RBS-PhaB on pSB1A2 was digested with EcoRI and SpeI restriction sites and dT(B0015) on pSB1AK3 was also digested with EcoRI and XbaI.
Gel extraction
We confirmed the succession of digestion by electrophoresis, and extracted the DNAs from TBE gel.
Ethanol precipitation
The DNA solution of RBS-PhaB and dT on pSB1AK3 were concentrated by EtOH precipitation.
Ligation
RBS-PhaB was ligated with dT on pSB1AK3.
We added LB to fungus liquid mixed ligated DNAs and then spread it on LBK plates.
September 14th
Digestion
To submit our construct as a BioBrick, we had to ligate our part samples in pSB1C3.
RBS-phaC on pSB1A2, RBS-phaA and pSB1C3 was digested by EcoRI and PstI.
Gel extraction
We confirmed the succession of digestion by electrophoresis, and extracted the DNAs from TBE gel.
polymer extraction
The samples were filiterized and was removed to another test tubes. I made a 1.7mL loss of sample2.
Colony PCR
We confirmed whether or not RBS-PhaB was ligated with dT on pSB1AK3 correctly by colony PCR.
Liquid culture
We added 2ml LB with 2ul kanamycin to pre-cultured colony suspension.

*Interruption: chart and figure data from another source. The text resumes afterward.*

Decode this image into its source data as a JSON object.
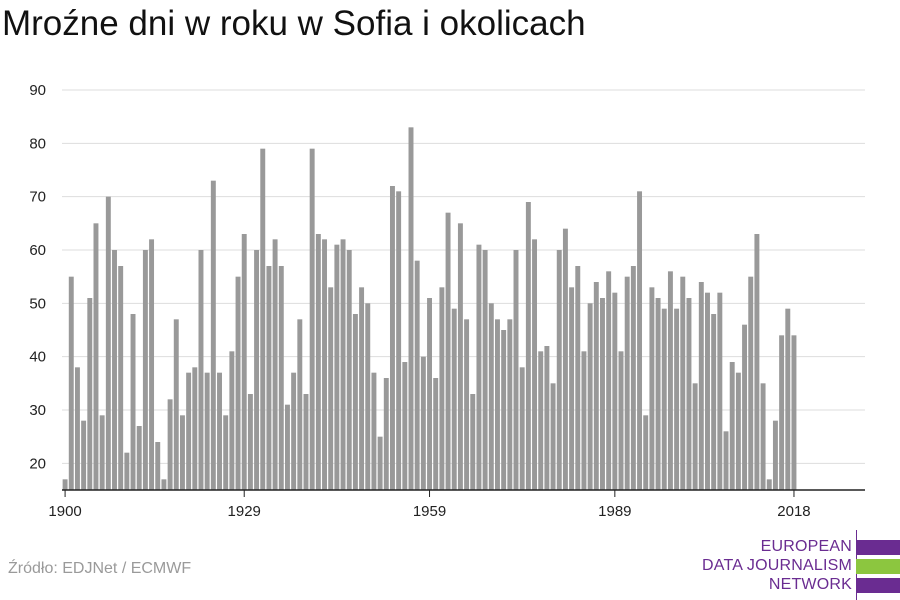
{
  "title": "Mroźne dni w roku w Sofia i okolicach",
  "source": "Źródło: EDJNet / ECMWF",
  "logo": {
    "lines": [
      "EUROPEAN",
      "DATA JOURNALISM",
      "NETWORK"
    ],
    "colors": {
      "purple": "#6a2c91",
      "green": "#8cc63f"
    }
  },
  "chart_data": {
    "type": "bar",
    "title": "Mroźne dni w roku w Sofia i okolicach",
    "xlabel": "",
    "ylabel": "",
    "ylim": [
      15,
      90
    ],
    "y_ticks": [
      20,
      30,
      40,
      50,
      60,
      70,
      80,
      90
    ],
    "x_ticks": [
      1900,
      1929,
      1959,
      1989,
      2018
    ],
    "grid": true,
    "bar_color": "#999999",
    "x": [
      1900,
      1901,
      1902,
      1903,
      1904,
      1905,
      1906,
      1907,
      1908,
      1909,
      1910,
      1911,
      1912,
      1913,
      1914,
      1915,
      1916,
      1917,
      1918,
      1919,
      1920,
      1921,
      1922,
      1923,
      1924,
      1925,
      1926,
      1927,
      1928,
      1929,
      1930,
      1931,
      1932,
      1933,
      1934,
      1935,
      1936,
      1937,
      1938,
      1939,
      1940,
      1941,
      1942,
      1943,
      1944,
      1945,
      1946,
      1947,
      1948,
      1949,
      1950,
      1951,
      1952,
      1953,
      1954,
      1955,
      1956,
      1957,
      1958,
      1959,
      1960,
      1961,
      1962,
      1963,
      1964,
      1965,
      1966,
      1967,
      1968,
      1969,
      1970,
      1971,
      1972,
      1973,
      1974,
      1975,
      1976,
      1977,
      1978,
      1979,
      1980,
      1981,
      1982,
      1983,
      1984,
      1985,
      1986,
      1987,
      1988,
      1989,
      1990,
      1991,
      1992,
      1993,
      1994,
      1995,
      1996,
      1997,
      1998,
      1999,
      2000,
      2001,
      2002,
      2003,
      2004,
      2005,
      2006,
      2007,
      2008,
      2009,
      2010,
      2011,
      2012,
      2013,
      2014,
      2015,
      2016,
      2017,
      2018
    ],
    "values": [
      17,
      55,
      38,
      28,
      51,
      65,
      29,
      70,
      60,
      57,
      22,
      48,
      27,
      60,
      62,
      24,
      17,
      32,
      47,
      29,
      37,
      38,
      60,
      37,
      73,
      37,
      29,
      41,
      55,
      63,
      33,
      60,
      79,
      57,
      62,
      57,
      31,
      37,
      47,
      33,
      79,
      63,
      62,
      53,
      61,
      62,
      60,
      48,
      53,
      50,
      37,
      25,
      36,
      72,
      71,
      39,
      83,
      58,
      40,
      51,
      36,
      53,
      67,
      49,
      65,
      47,
      33,
      61,
      60,
      50,
      47,
      45,
      47,
      60,
      38,
      69,
      62,
      41,
      42,
      35,
      60,
      64,
      53,
      57,
      41,
      50,
      54,
      51,
      56,
      52,
      41,
      55,
      57,
      71,
      29,
      53,
      51,
      49,
      56,
      49,
      55,
      51,
      35,
      54,
      52,
      48,
      52,
      26,
      39,
      37,
      46,
      55,
      63,
      35,
      17,
      28,
      44,
      49,
      44
    ]
  }
}
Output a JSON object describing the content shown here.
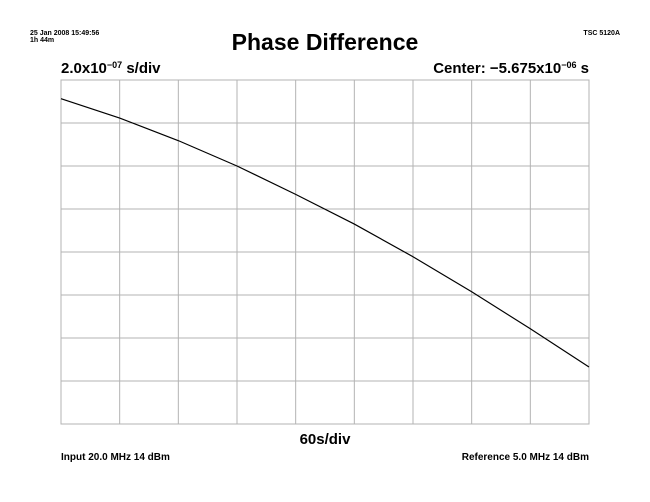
{
  "header": {
    "timestamp": "25 Jan 2008 15:49:56",
    "elapsed": "1h 44m",
    "instrument": "TSC 5120A"
  },
  "title": "Phase Difference",
  "scales": {
    "y_mantissa": "2.0x10",
    "y_exponent": "−07",
    "y_unit": " s/div",
    "center_prefix": "Center: −5.675x10",
    "center_exponent": "−06",
    "center_unit": " s",
    "x_label": "60s/div"
  },
  "footer": {
    "input": "Input 20.0 MHz 14 dBm",
    "reference": "Reference 5.0 MHz 14 dBm"
  },
  "colors": {
    "grid": "#b3b3b3",
    "trace": "#000000"
  },
  "chart_data": {
    "type": "line",
    "title": "Phase Difference",
    "xlabel": "60s/div",
    "ylabel": "2.0x10−07 s/div",
    "xlim": [
      0,
      540
    ],
    "ylim": [
      -6.475e-06,
      -4.875e-06
    ],
    "grid": true,
    "divisions": {
      "x": 9,
      "y": 8
    },
    "series": [
      {
        "x": [
          0,
          60,
          120,
          180,
          240,
          300,
          360,
          420,
          480,
          540
        ],
        "y": [
          -4.962e-06,
          -5.052e-06,
          -5.157e-06,
          -5.275e-06,
          -5.407e-06,
          -5.545e-06,
          -5.697e-06,
          -5.86e-06,
          -6.032e-06,
          -6.21e-06
        ]
      }
    ]
  }
}
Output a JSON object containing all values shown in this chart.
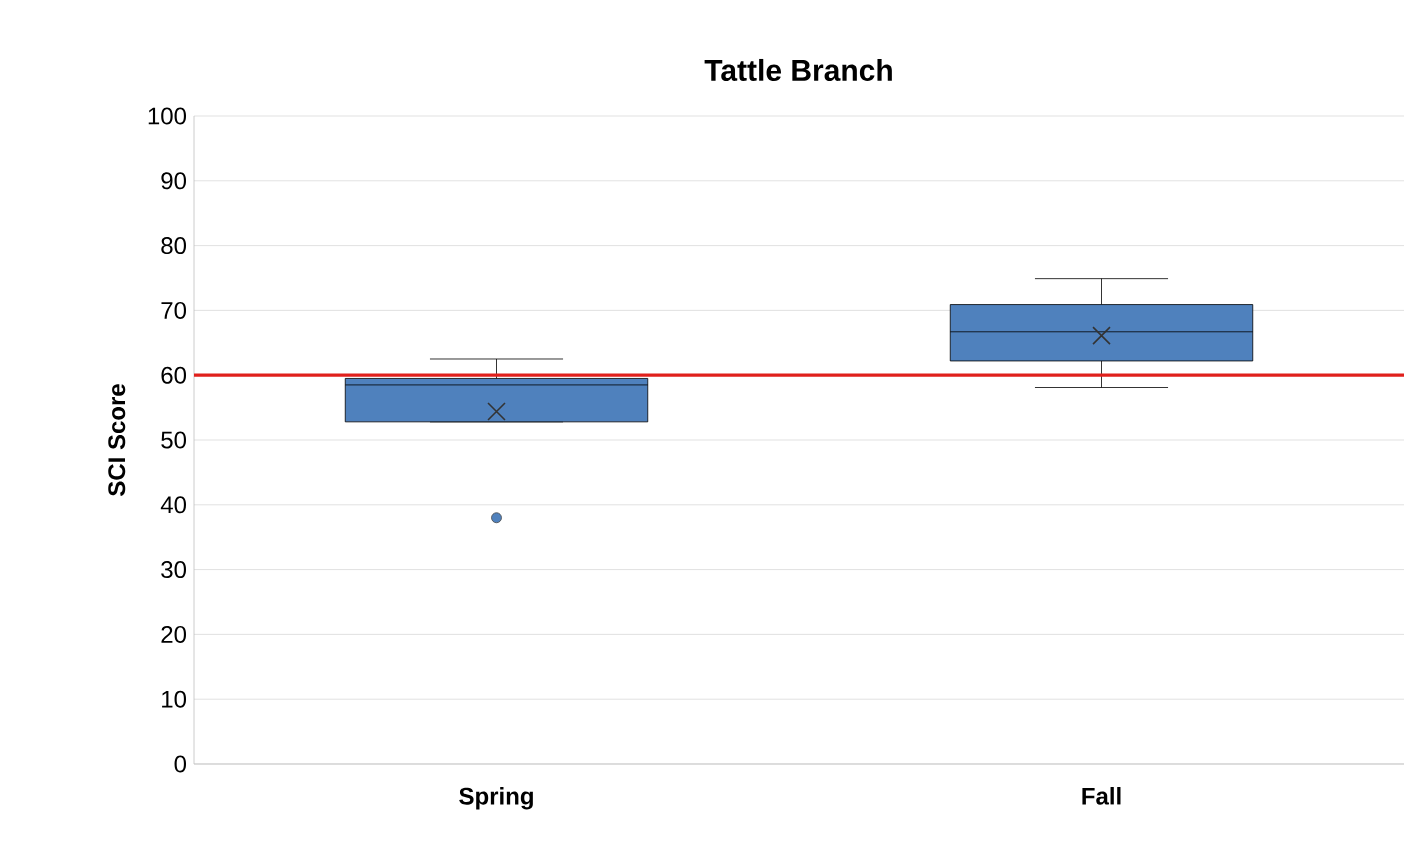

And then started to cultivate at 37C, 180rpm.
September 15th
Plasmid extraction
Plasmids of RBS-PhaB-dT on pSB1AK3 were extracted.
And then we got DNA solution of it.
Digestion
RBS-PhaB-dT on pSB1AK3 was digested with XbaI and PstI restriction sites.
RBS-PhaC-RBS-PhaA on pSB1A2 was also digested with SpeI and PstI.
Gel extraction
We confirmed succession of digestion by electrophoresis.
And then DNA were extracted from TBE gel.
Ethanol precipitation
The digested DNAs were condensed by EtOH precipitation.
Ligation
RBS-PhaB-dT was ligated with RBS-PhaC-RBS-PhaA on pSB1A2.
Transformation
The ligated DNA was transformed into E.coli (strain: JM109).
And then we spread fungus liquid added LB on plates.
September 16th
Colony PCR
We confirmed whether or not RBS-PhaB-dT was ligated with RBS-PhaC-RBS-PhaA on pSB1A2 correctly by colony PCR.
Liquid culture
We added 2ml LB and 2ul antibiotic to pre-cultured colony suspension.
And then started to cultivate at 37C, 180rpm.
Bacteria hold BBa_J23109, BBa_J23114, BBa_J23101 and BBa_J23102, constitutive promoter each of them have different expression intensity and pTet(BBa_R0040) were also begun to cultivate.